Left my ID again and at a Giant's game. This is the second time they accepted my handgun safety certificate as proof of ID to buy beer.
So i just got diagnosed with swine flu. im at walgreens looking like shit and this guy keeps staring at me. Im so gonna cough in his face.
well, dont
I didnt. i just coughed then looked at him menacingly. he got it.
She tried to keep her legs crossed last night while doing a keg stand. Way to keep it classy.
girls just need to accept the fact that i'm going to make out with their boyfriends
I was going through my mom's high school yearbook...almost half the people who signed it referred to her as "Karen Smokejoints", "Confused Karen", or drew a picture of a joint. I have never felt more like her daughter.

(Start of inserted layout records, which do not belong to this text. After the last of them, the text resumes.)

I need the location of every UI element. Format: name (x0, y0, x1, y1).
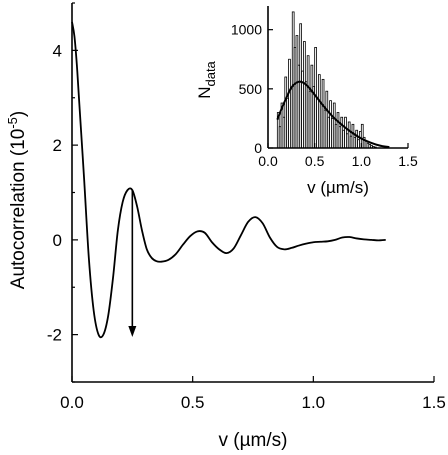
inset-bars (276, 11, 377, 149)
main-x-tick-label: 0.0 (60, 393, 84, 412)
main-ticks (71, 2, 435, 383)
inset-ticks (267, 29, 409, 149)
inset-tick-labels: 0.0 0.5 1.0 1.5 0 500 1000 (231, 22, 418, 169)
inset-x-axis-label: v (µm/s) (307, 178, 369, 197)
inset-fit-curve (276, 80, 390, 149)
main-x-tick-label: 1.5 (422, 393, 446, 412)
inset-x-tick-label: 0.0 (258, 153, 278, 169)
main-x-tick-label: 0.5 (181, 393, 205, 412)
inset-x-tick-label: 1.5 (398, 153, 418, 169)
main-y-axis-label: Autocorrelation (10-5) (5, 111, 29, 289)
main-axes: 0.0 0.5 1.0 1.5 -2 0 2 4 v (µm/s) Autocorrelati… (5, 2, 446, 451)
main-y-axis-label-main: Autocorrelation (10 (8, 129, 29, 290)
main-y-tick-label: -2 (47, 326, 62, 345)
inset-x-tick-label: 0.5 (305, 153, 325, 169)
inset-y-tick-label: 500 (239, 81, 263, 97)
inset-y-tick-label: 0 (254, 140, 262, 156)
main-y-axis-label-tail: ) (8, 111, 29, 117)
autocorrelation-curve (71, 21, 386, 339)
main-x-tick-label: 1.0 (302, 393, 326, 412)
inset-y-axis-label-main: N (195, 87, 214, 99)
main-y-axis-label-exponent: -5 (5, 117, 20, 129)
main-x-axis-label: v (µm/s) (219, 430, 288, 451)
inset-y-axis-label-sub: data (203, 60, 218, 86)
inset-x-tick-label: 1.0 (352, 153, 372, 169)
inset-y-tick-label: 1000 (231, 22, 262, 38)
arrow-head (128, 325, 137, 337)
inset-y-axis-label: Ndata (195, 60, 218, 98)
main-y-tick-label: 0 (53, 231, 62, 250)
main-y-tick-label: 2 (53, 136, 62, 155)
arrow-annotation (128, 190, 137, 337)
inset-histogram: 0.0 0.5 1.0 1.5 0 500 1000 v (µm/s) Ndata (195, 6, 418, 197)
main-tick-labels: 0.0 0.5 1.0 1.5 -2 0 2 4 (47, 41, 446, 412)
main-y-tick-label: 4 (53, 41, 62, 60)
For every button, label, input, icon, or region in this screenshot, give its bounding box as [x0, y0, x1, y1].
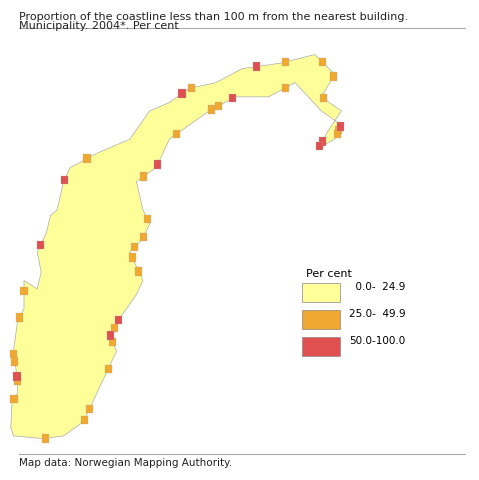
Bar [140, 232, 147, 241]
Bar [320, 94, 327, 102]
Bar [11, 395, 18, 403]
Bar [319, 137, 326, 145]
Bar [337, 122, 344, 131]
Bar [282, 84, 289, 92]
Bar [173, 130, 180, 138]
Bar [115, 316, 122, 324]
Text: Map data: Norwegian Mapping Authority.: Map data: Norwegian Mapping Authority. [19, 458, 232, 468]
Bar [86, 405, 93, 413]
Text: 0.0-  24.9: 0.0- 24.9 [349, 282, 405, 292]
Bar [109, 338, 116, 347]
Bar [188, 84, 195, 92]
Bar [229, 94, 237, 102]
Bar [316, 142, 323, 150]
Bar [215, 102, 222, 110]
Bar [319, 58, 326, 66]
Bar [13, 372, 21, 381]
Text: Municipality. 2004*. Per cent: Municipality. 2004*. Per cent [19, 21, 179, 31]
FancyBboxPatch shape [302, 337, 340, 356]
Bar [178, 89, 185, 98]
Bar [11, 357, 19, 366]
Bar [107, 331, 114, 340]
Bar [14, 377, 21, 385]
FancyBboxPatch shape [302, 310, 340, 329]
Bar [42, 434, 49, 443]
Bar [330, 72, 337, 81]
Bar [144, 215, 151, 223]
Bar [131, 243, 138, 251]
FancyBboxPatch shape [302, 283, 340, 302]
Bar [135, 267, 142, 276]
Bar [10, 350, 17, 358]
Bar [80, 416, 88, 424]
Bar [16, 313, 23, 322]
Bar [333, 130, 341, 138]
Bar [128, 253, 136, 262]
Bar [37, 241, 44, 249]
Bar [282, 58, 289, 66]
Bar [335, 126, 342, 134]
Polygon shape [11, 55, 341, 439]
Bar [140, 172, 147, 180]
Bar [154, 160, 161, 169]
Text: Per cent: Per cent [306, 269, 352, 279]
Bar [83, 155, 91, 163]
Bar [104, 365, 112, 373]
Text: Proportion of the coastline less than 100 m from the nearest building.: Proportion of the coastline less than 10… [19, 12, 408, 22]
Bar [21, 287, 28, 295]
Text: 25.0-  49.9: 25.0- 49.9 [349, 309, 405, 319]
Bar [61, 176, 68, 184]
Bar [208, 106, 216, 114]
Bar [111, 324, 118, 332]
Bar [253, 62, 260, 71]
Text: 50.0-100.0: 50.0-100.0 [349, 336, 405, 346]
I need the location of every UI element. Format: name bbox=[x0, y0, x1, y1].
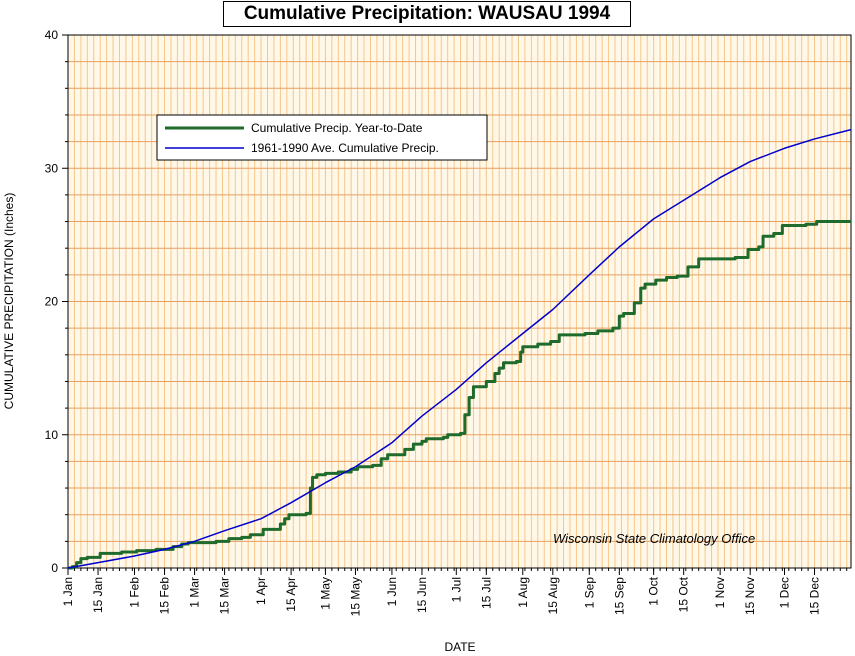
x-tick-label: 1 Sep bbox=[582, 577, 596, 609]
series-line-ytd bbox=[68, 220, 851, 570]
y-tick-label: 20 bbox=[45, 295, 59, 309]
series-group bbox=[67, 128, 852, 570]
x-tick-label: 1 Jun bbox=[385, 577, 399, 606]
x-axis: 1 Jan 15 Jan 1 Feb 15 Feb 1 Mar 15 Mar 1 Apr 15… bbox=[61, 567, 851, 616]
x-tick-label: 15 Jun bbox=[415, 577, 429, 613]
x-axis-title: DATE bbox=[444, 640, 475, 654]
x-tick-label: 15 Feb bbox=[158, 577, 172, 615]
x-tick-label: 15 Jul bbox=[479, 577, 493, 609]
x-tick-label: 1 Apr bbox=[254, 577, 268, 605]
x-tick-label: 1 May bbox=[318, 577, 332, 610]
x-tick-label: 1 Dec bbox=[777, 577, 791, 608]
series-line-average bbox=[67, 128, 852, 569]
legend-box bbox=[156, 114, 488, 161]
source-annotation: Wisconsin State Climatology Office bbox=[553, 531, 755, 546]
x-tick-label: 1 Mar bbox=[188, 577, 202, 608]
y-tick-label: 40 bbox=[45, 28, 59, 42]
y-axis-title: CUMULATIVE PRECIPITATION (Inches) bbox=[2, 193, 16, 410]
x-tick-label: 15 May bbox=[348, 577, 362, 616]
y-tick-label: 30 bbox=[45, 161, 59, 175]
grid bbox=[68, 35, 851, 568]
y-tick-label: 0 bbox=[51, 561, 58, 575]
x-tick-label: 15 Apr bbox=[284, 577, 298, 612]
x-tick-label: 1 Jan bbox=[61, 577, 75, 606]
x-tick-label: 15 Nov bbox=[743, 577, 757, 615]
x-tick-label: 1 Aug bbox=[516, 577, 530, 608]
legend-label-ytd: Cumulative Precip. Year-to-Date bbox=[251, 121, 423, 135]
x-tick-label: 1 Feb bbox=[128, 577, 142, 608]
x-tick-label: 15 Aug bbox=[546, 577, 560, 614]
x-tick-label: 15 Mar bbox=[218, 577, 232, 614]
legend: Cumulative Precip. Year-to-Date 1961-199… bbox=[156, 114, 488, 161]
chart-title: Cumulative Precipitation: WAUSAU 1994 bbox=[223, 1, 631, 27]
x-tick-label: 15 Oct bbox=[677, 576, 691, 612]
x-tick-label: 1 Oct bbox=[647, 576, 661, 605]
y-tick-label: 10 bbox=[45, 428, 59, 442]
x-tick-label: 1 Jul bbox=[449, 577, 463, 602]
y-axis: 0 10 20 30 40 bbox=[45, 28, 69, 575]
legend-label-average: 1961-1990 Ave. Cumulative Precip. bbox=[251, 141, 439, 155]
x-tick-label: 15 Sep bbox=[612, 577, 626, 615]
x-tick-label: 15 Jan bbox=[91, 577, 105, 613]
x-tick-label: 15 Dec bbox=[808, 577, 822, 615]
x-tick-label: 1 Nov bbox=[713, 577, 727, 608]
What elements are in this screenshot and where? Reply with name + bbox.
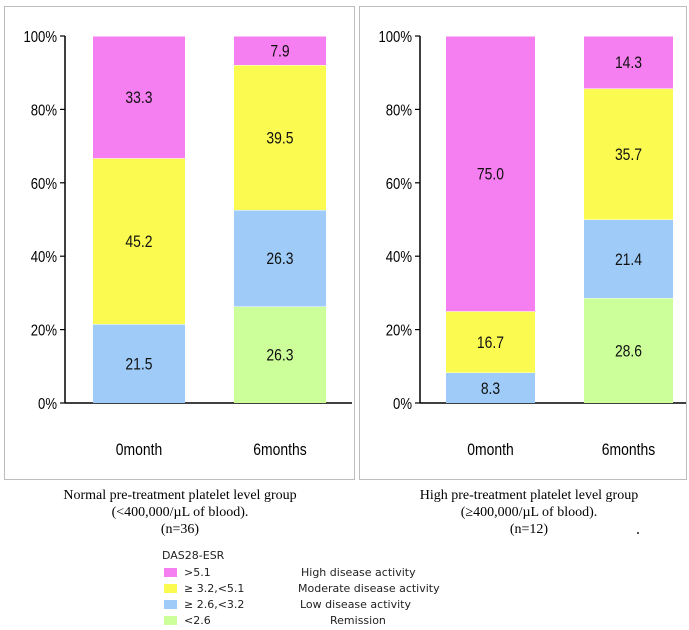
bar-segment xyxy=(234,209,326,307)
bar-segment xyxy=(584,298,673,403)
caption-normal-line2: (<400,000/µL of blood). xyxy=(111,505,249,520)
bar-segment xyxy=(446,311,535,373)
bar-segment xyxy=(93,324,185,403)
legend-code-remission: <2.6 xyxy=(184,614,211,627)
bar-segment xyxy=(93,36,185,159)
legend-swatch-high xyxy=(164,568,177,577)
data-label: 26.3 xyxy=(266,347,293,366)
data-label: 75.0 xyxy=(477,165,504,184)
bar-segment xyxy=(446,36,535,312)
data-label: 21.4 xyxy=(615,251,642,270)
caption-high-line2: (≥400,000/µL of blood). xyxy=(460,505,598,520)
caption-normal-line1: Normal pre-treatment platelet level grou… xyxy=(63,488,297,503)
caption-high-line1: High pre-treatment platelet level group xyxy=(419,488,639,503)
y-tick-label: 60% xyxy=(386,176,412,193)
data-label: 45.2 xyxy=(125,233,152,252)
legend-swatch-moderate xyxy=(164,584,177,593)
bar-segment xyxy=(234,306,326,403)
stacked-bar-chart-normal: 0% 20% 40% 60% 80% 100% 21.5 45.2 33.3 0month 26.3… xyxy=(23,29,352,460)
legend-code-moderate: ≥ 3.2,<5.1 xyxy=(184,582,245,595)
y-tick-label: 80% xyxy=(31,102,57,119)
bar-segment xyxy=(584,88,673,220)
data-label: 21.5 xyxy=(125,355,152,374)
bar-segment xyxy=(234,64,326,210)
bar-segment xyxy=(584,36,673,89)
legend-item-remission: <2.6 Remission xyxy=(162,614,482,628)
legend-title: DAS28-ESR xyxy=(162,549,225,562)
legend-desc-low: Low disease activity xyxy=(300,598,411,611)
bar-segment xyxy=(234,36,326,65)
data-label: 26.3 xyxy=(266,250,293,269)
legend: DAS28-ESR >5.1 High disease activity ≥ 3… xyxy=(162,549,482,629)
caption-normal-line3: (n=36) xyxy=(160,522,200,537)
stray-dot xyxy=(637,532,639,534)
data-label: 35.7 xyxy=(615,146,642,165)
y-tick-label: 80% xyxy=(386,102,412,119)
caption-normal: Normal pre-treatment platelet level grou… xyxy=(20,487,340,538)
caption-high-line3: (n=12) xyxy=(509,522,549,537)
x-tick-label: 0month xyxy=(467,441,513,460)
legend-item-moderate: ≥ 3.2,<5.1 Moderate disease activity xyxy=(162,582,482,596)
legend-item-high: >5.1 High disease activity xyxy=(162,566,482,580)
bar-segment xyxy=(93,158,185,325)
legend-item-low: ≥ 2.6,<3.2 Low disease activity xyxy=(162,598,482,612)
chart-panel-normal: 0% 20% 40% 60% 80% 100% 21.5 45.2 33.3 0month 26.3… xyxy=(4,6,355,480)
legend-code-low: ≥ 2.6,<3.2 xyxy=(184,598,245,611)
y-tick-label: 40% xyxy=(31,249,57,266)
legend-desc-high: High disease activity xyxy=(301,566,416,579)
stacked-bar-chart-high: 0% 20% 40% 60% 80% 100% 8.3 16.7 75.0 0month 28.6 2… xyxy=(378,29,686,460)
y-tick-label: 20% xyxy=(386,322,412,339)
y-tick-label: 0% xyxy=(38,396,57,413)
y-tick-label: 100% xyxy=(378,29,412,46)
y-tick-label: 100% xyxy=(23,29,57,46)
legend-desc-remission: Remission xyxy=(330,614,386,627)
data-label: 14.3 xyxy=(615,54,642,73)
y-tick-label: 0% xyxy=(393,396,412,413)
chart-panel-high: 0% 20% 40% 60% 80% 100% 8.3 16.7 75.0 0month 28.6 2… xyxy=(359,6,687,480)
x-tick-label: 0month xyxy=(116,441,162,460)
y-tick-label: 60% xyxy=(31,176,57,193)
data-label: 7.9 xyxy=(270,42,289,61)
data-label: 28.6 xyxy=(615,342,642,361)
legend-code-high: >5.1 xyxy=(184,566,211,579)
data-label: 16.7 xyxy=(477,334,504,353)
data-label: 39.5 xyxy=(266,129,293,148)
y-tick-label: 20% xyxy=(31,322,57,339)
legend-swatch-remission xyxy=(164,616,177,625)
data-label: 33.3 xyxy=(125,89,152,108)
caption-high: High pre-treatment platelet level group … xyxy=(379,487,679,538)
bar-segment xyxy=(446,372,535,403)
x-tick-label: 6months xyxy=(602,441,656,460)
data-label: 8.3 xyxy=(481,380,500,399)
bar-segment xyxy=(584,219,673,299)
legend-swatch-low xyxy=(164,600,177,609)
x-tick-label: 6months xyxy=(253,441,307,460)
y-tick-label: 40% xyxy=(386,249,412,266)
legend-desc-moderate: Moderate disease activity xyxy=(298,582,440,595)
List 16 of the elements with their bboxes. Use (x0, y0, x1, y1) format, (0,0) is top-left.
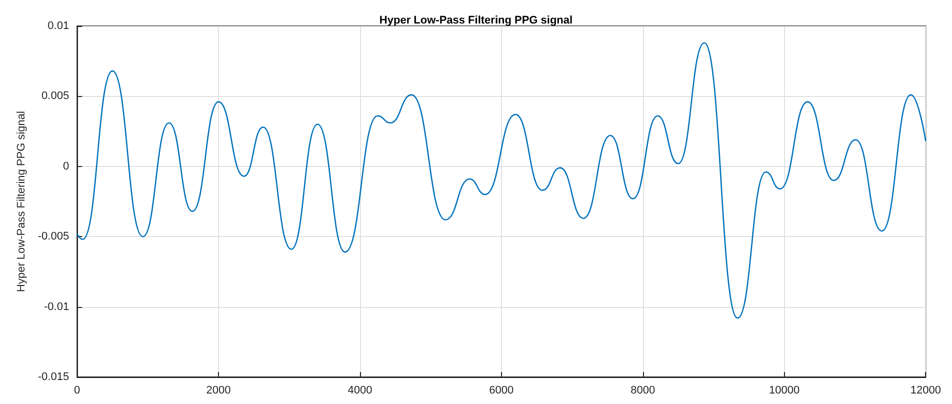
x-tick-label: 6000 (489, 384, 514, 396)
y-tick-label: -0.005 (38, 230, 70, 243)
x-tick-label: 0 (74, 384, 80, 396)
line-series (76, 42, 926, 319)
y-axis-title: Hyper Low-Pass Filtering PPG signal (16, 111, 28, 292)
x-tick-label: 8000 (630, 384, 656, 396)
y-tick-label: -0.01 (44, 300, 70, 313)
x-tick-label: 10000 (768, 384, 800, 396)
y-tick-label: -0.015 (38, 371, 70, 383)
x-tick-label: 12000 (910, 384, 942, 396)
chart-title: Hyper Low-Pass Filtering PPG signal (379, 14, 573, 26)
y-tick-label: 0 (62, 160, 70, 172)
y-tick-label: 0.005 (42, 90, 70, 102)
x-tick-label: 4000 (348, 384, 372, 396)
x-tick-label: 2000 (206, 384, 231, 396)
y-tick-label: 0.01 (48, 20, 70, 32)
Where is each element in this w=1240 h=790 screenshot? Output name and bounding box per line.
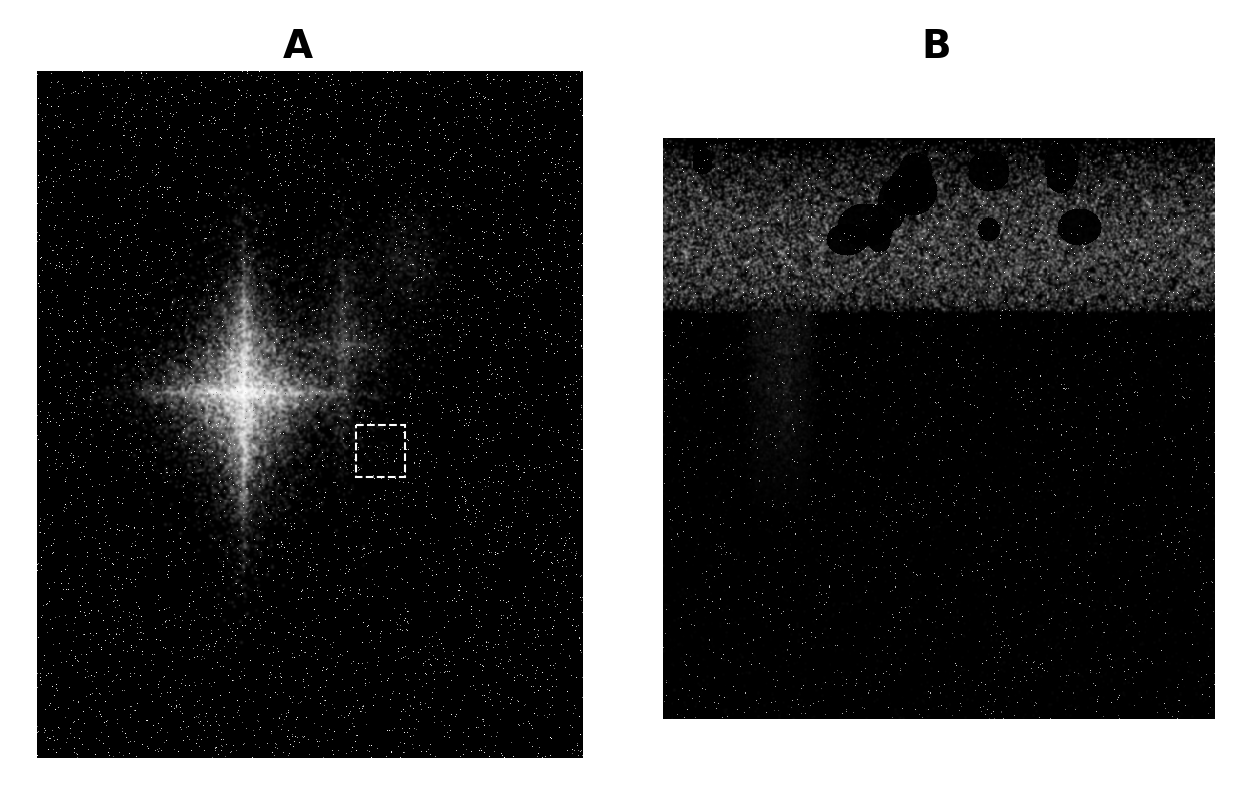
Text: A: A (283, 28, 312, 66)
Bar (356, 425, 405, 477)
Text: B: B (921, 28, 951, 66)
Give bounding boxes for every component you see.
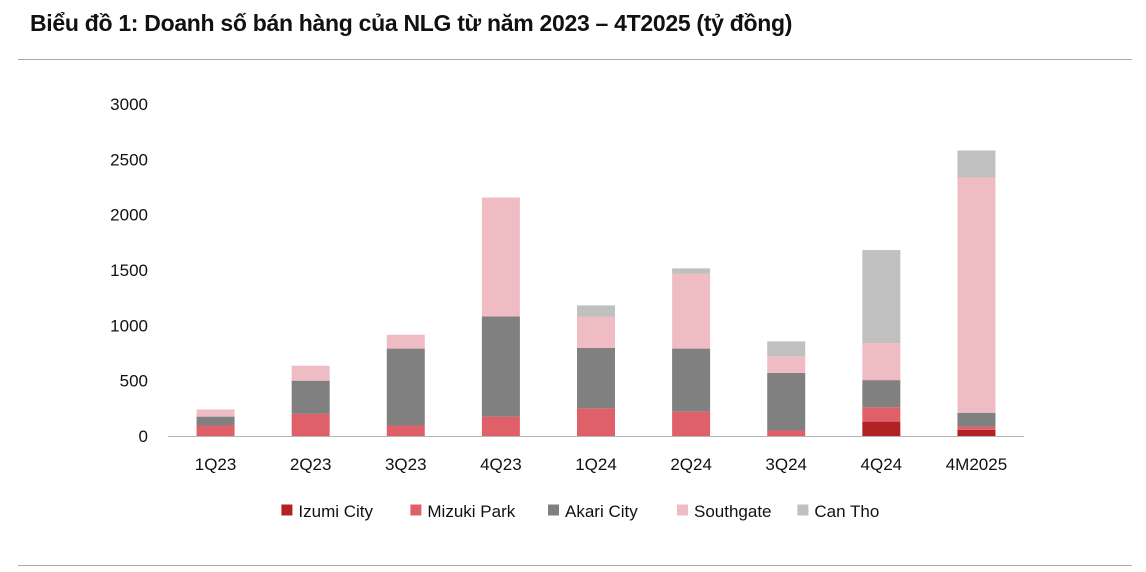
x-tick-label-3Q24: 3Q24 [765, 455, 807, 474]
bar-4M2025-can-tho [957, 150, 996, 178]
bar-2Q23-akari-city [291, 380, 330, 414]
bar-4Q24-izumi-city [862, 421, 901, 436]
x-tick-label-4M2025: 4M2025 [946, 455, 1007, 474]
bar-2Q23-southgate [291, 365, 330, 381]
bar-2Q24-southgate [672, 273, 711, 349]
bar-4Q24-mizuki-park [862, 407, 901, 422]
bar-1Q24-southgate [577, 316, 615, 349]
top-divider [18, 59, 1132, 60]
legend-swatch-mizuki-park [410, 504, 422, 516]
bar-4Q23-akari-city [481, 316, 520, 417]
bar-4Q24-can-tho [862, 250, 901, 344]
bar-4M2025-southgate [957, 177, 996, 413]
bar-4Q23-southgate [481, 197, 520, 317]
legend-label-can-tho: Can Tho [814, 502, 879, 521]
bar-3Q23-southgate [386, 334, 425, 349]
x-axis: 1Q23 2Q23 3Q23 4Q23 1Q24 2Q24 3Q24 4Q24 4M2025 [195, 455, 1007, 474]
bar-1Q23-akari-city [196, 416, 235, 426]
legend-label-izumi-city: Izumi City [298, 502, 373, 521]
bar-4Q23-mizuki-park [481, 416, 520, 436]
bar-1Q23-southgate [196, 409, 235, 417]
x-tick-label-4Q23: 4Q23 [480, 455, 522, 474]
x-tick-label-1Q23: 1Q23 [195, 455, 237, 474]
bar-4M2025-mizuki-park [957, 426, 996, 430]
bar-1Q23-mizuki-park [196, 425, 235, 436]
bar-3Q24-mizuki-park [767, 430, 806, 436]
x-tick-label-3Q23: 3Q23 [385, 455, 427, 474]
x-tick-label-1Q24: 1Q24 [575, 455, 617, 474]
bottom-divider [18, 565, 1132, 566]
legend-swatch-southgate [677, 504, 688, 516]
bar-4M2025-izumi-city [957, 429, 996, 436]
chart-title: Biểu đồ 1: Doanh số bán hàng của NLG từ … [30, 10, 793, 36]
legend: Izumi City Mizuki Park Akari City Southgate… [281, 502, 879, 521]
bar-group [196, 150, 996, 436]
y-tick-label-0: 0 [139, 427, 148, 446]
y-tick-label-1000: 1000 [110, 316, 148, 335]
legend-swatch-izumi-city [281, 504, 293, 516]
bar-2Q24-akari-city [672, 348, 711, 412]
bar-3Q24-southgate [767, 356, 806, 373]
x-tick-label-2Q24: 2Q24 [670, 455, 712, 474]
y-tick-label-500: 500 [120, 372, 148, 391]
legend-swatch-can-tho [797, 504, 809, 516]
bar-2Q24-can-tho [672, 268, 711, 274]
bar-4Q24-akari-city [862, 380, 901, 408]
y-tick-label-2500: 2500 [110, 150, 148, 169]
bar-4Q24-southgate [862, 343, 901, 381]
bar-3Q23-akari-city [386, 348, 425, 426]
y-tick-label-2000: 2000 [110, 206, 148, 225]
bar-2Q24-mizuki-park [672, 411, 711, 436]
bar-3Q23-mizuki-park [386, 425, 425, 436]
bar-4M2025-akari-city [957, 412, 996, 427]
legend-label-akari-city: Akari City [565, 502, 638, 521]
y-axis: 0 500 1000 1500 2000 2500 3000 [110, 95, 148, 446]
legend-label-mizuki-park: Mizuki Park [427, 502, 515, 521]
bar-1Q24-can-tho [577, 305, 615, 317]
bar-1Q24-akari-city [577, 348, 615, 409]
x-tick-label-2Q23: 2Q23 [290, 455, 332, 474]
bar-3Q24-can-tho [767, 341, 806, 357]
legend-swatch-akari-city [548, 504, 559, 516]
bar-2Q23-mizuki-park [291, 413, 330, 436]
x-tick-label-4Q24: 4Q24 [861, 455, 903, 474]
bar-3Q24-akari-city [767, 372, 806, 431]
bar-1Q24-mizuki-park [577, 408, 615, 436]
y-tick-label-1500: 1500 [110, 261, 148, 280]
legend-label-southgate: Southgate [694, 502, 772, 521]
y-tick-label-3000: 3000 [110, 95, 148, 114]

I said make yourselves at home, not to put a used condom on my ceiling fan.
The fire alarm went off at 3 am in the freshmen dorm. So guess which junior everyone now knows is hooking up with a freshman? This girl...
her dad gauges his nipple piercings.
They were loudly fucking last night and there was way too much conversation involved. It wasn't even dirty talk, it was more like "your doing it wrong" talk
I had a sex dream. With two guys. And my subconscious decided to put your dick on BOTH OF THEM. If there is a society where that does not mean "I cherish you" I do not want to live there.
I just compared his sexting to a plate of spaghetti. And he STILL wants to sleep with me.
Sorry for the milk in the bathroom. I was washing mace out of the one security guys eyes
I ended up sleeping on a park bench. Never using Tinder again.
Scary. I hope people take me seriously. Maybe I should black out less to be sure
Why don’t they have healthy alcohol yet?